TRANSPARENCY AND COORDINATION
It is the authors' goal to conduct these studies in as inclusive and transparent a manner as possible. CASI intends to publicize each study, from inception and design, on a newly formed CASI Web site. CASI is interested in suggestions and collaborations, and will be seeking consulting expertise and systematically reviewing constructive suggestions.
The introduction of objective, quantitative analytic standards may represent an inflection point for the field of IHC. The benefits extend beyond interlaboratory and intralaboratory test consistency and accuracy. The ability to evaluate and measure different analytic sensitivity cutoffs will likely create entirely new diagnostic opportunities that would otherwise not achieve sufficient interlaboratory reproducibility and accuracy to be relevant for clinical practice and patient care.

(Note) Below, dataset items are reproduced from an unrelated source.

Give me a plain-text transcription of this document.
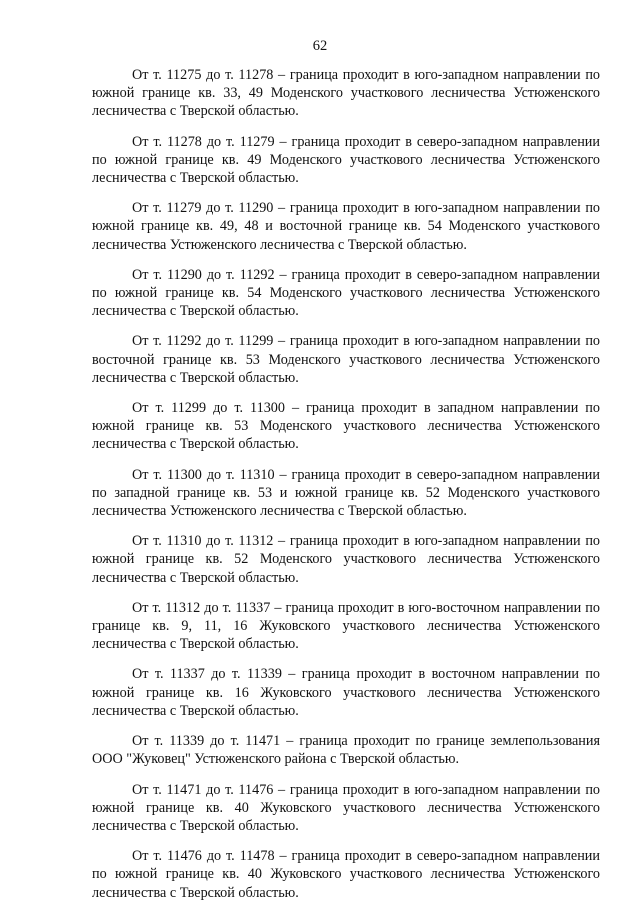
62

От т. 11275 до т. 11278 – граница проходит в юго-западном направлении по южной границе кв. 33, 49 Моденского участкового лесничества Устюженского лесничества с Тверской областью.

От т. 11278 до т. 11279 – граница проходит в северо-западном направлении по южной границе кв. 49 Моденского участкового лесничества Устюженского лесничества с Тверской областью.

От т. 11279 до т. 11290 – граница проходит в юго-западном направлении по южной границе кв. 49, 48 и восточной границе кв. 54 Моденского участкового лесничества Устюженского лесничества с Тверской областью.

От т. 11290 до т. 11292 – граница проходит в северо-западном направлении по южной границе кв. 54 Моденского участкового лесничества Устюженского лесничества с Тверской областью.

От т. 11292 до т. 11299 – граница проходит в юго-западном направлении по восточной границе кв. 53 Моденского участкового лесничества Устюженского лесничества с Тверской областью.

От т. 11299 до т. 11300 – граница проходит в западном направлении по южной границе кв. 53 Моденского участкового лесничества Устюженского лесничества с Тверской областью.

От т. 11300 до т. 11310 – граница проходит в северо-западном направлении по западной границе кв. 53 и южной границе кв. 52 Моденского участкового лесничества Устюженского лесничества с Тверской областью.

От т. 11310 до т. 11312 – граница проходит в юго-западном направлении по южной границе кв. 52 Моденского участкового лесничества Устюженского лесничества с Тверской областью.

От т. 11312 до т. 11337 – граница проходит в юго-восточном направлении по границе кв. 9, 11, 16 Жуковского участкового лесничества Устюженского лесничества с Тверской областью.

От т. 11337 до т. 11339 – граница проходит в восточном направлении по южной границе кв. 16 Жуковского участкового лесничества Устюженского лесничества с Тверской областью.

От т. 11339 до т. 11471 – граница проходит по границе землепользования ООО "Жуковец" Устюженского района с Тверской областью.

От т. 11471 до т. 11476 – граница проходит в юго-западном направлении по южной границе кв. 40 Жуковского участкового лесничества Устюженского лесничества с Тверской областью.

От т. 11476 до т. 11478 – граница проходит в северо-западном направлении по южной границе кв. 40 Жуковского участкового лесничества Устюженского лесничества с Тверской областью.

The authors are not aware of any previous historical instance in which an entire diagnostic testing industry lacks analytic standards. Correcting this situation is a large undertaking. It is our hope that others will concur on the importance of this mission and join with our efforts. We are interested in working with individuals, teams, or organizations that can assist.
Finally, the authors urge those currently developing IHC assays, especially for predictive IHC biomarker assays, to start integrating analytic standards into their clinical studies. CASI can advise on how calibrators be made available as well as how and at which study phase they may be integrated into clinical studies.
The Consortium for Analytic Standardization in Immunohistochemistry (CASI) is supported, in part, by the National Cancer Institute of the National Institutes of Health under award number R44CA268484-01 (to Bogen).
Bogen is a principal at Boston Cell Standards, which holds patents and has filed patent applications on the technology for creating calibrators. The other authors have no relevant financial interest in the products or companies described in this article.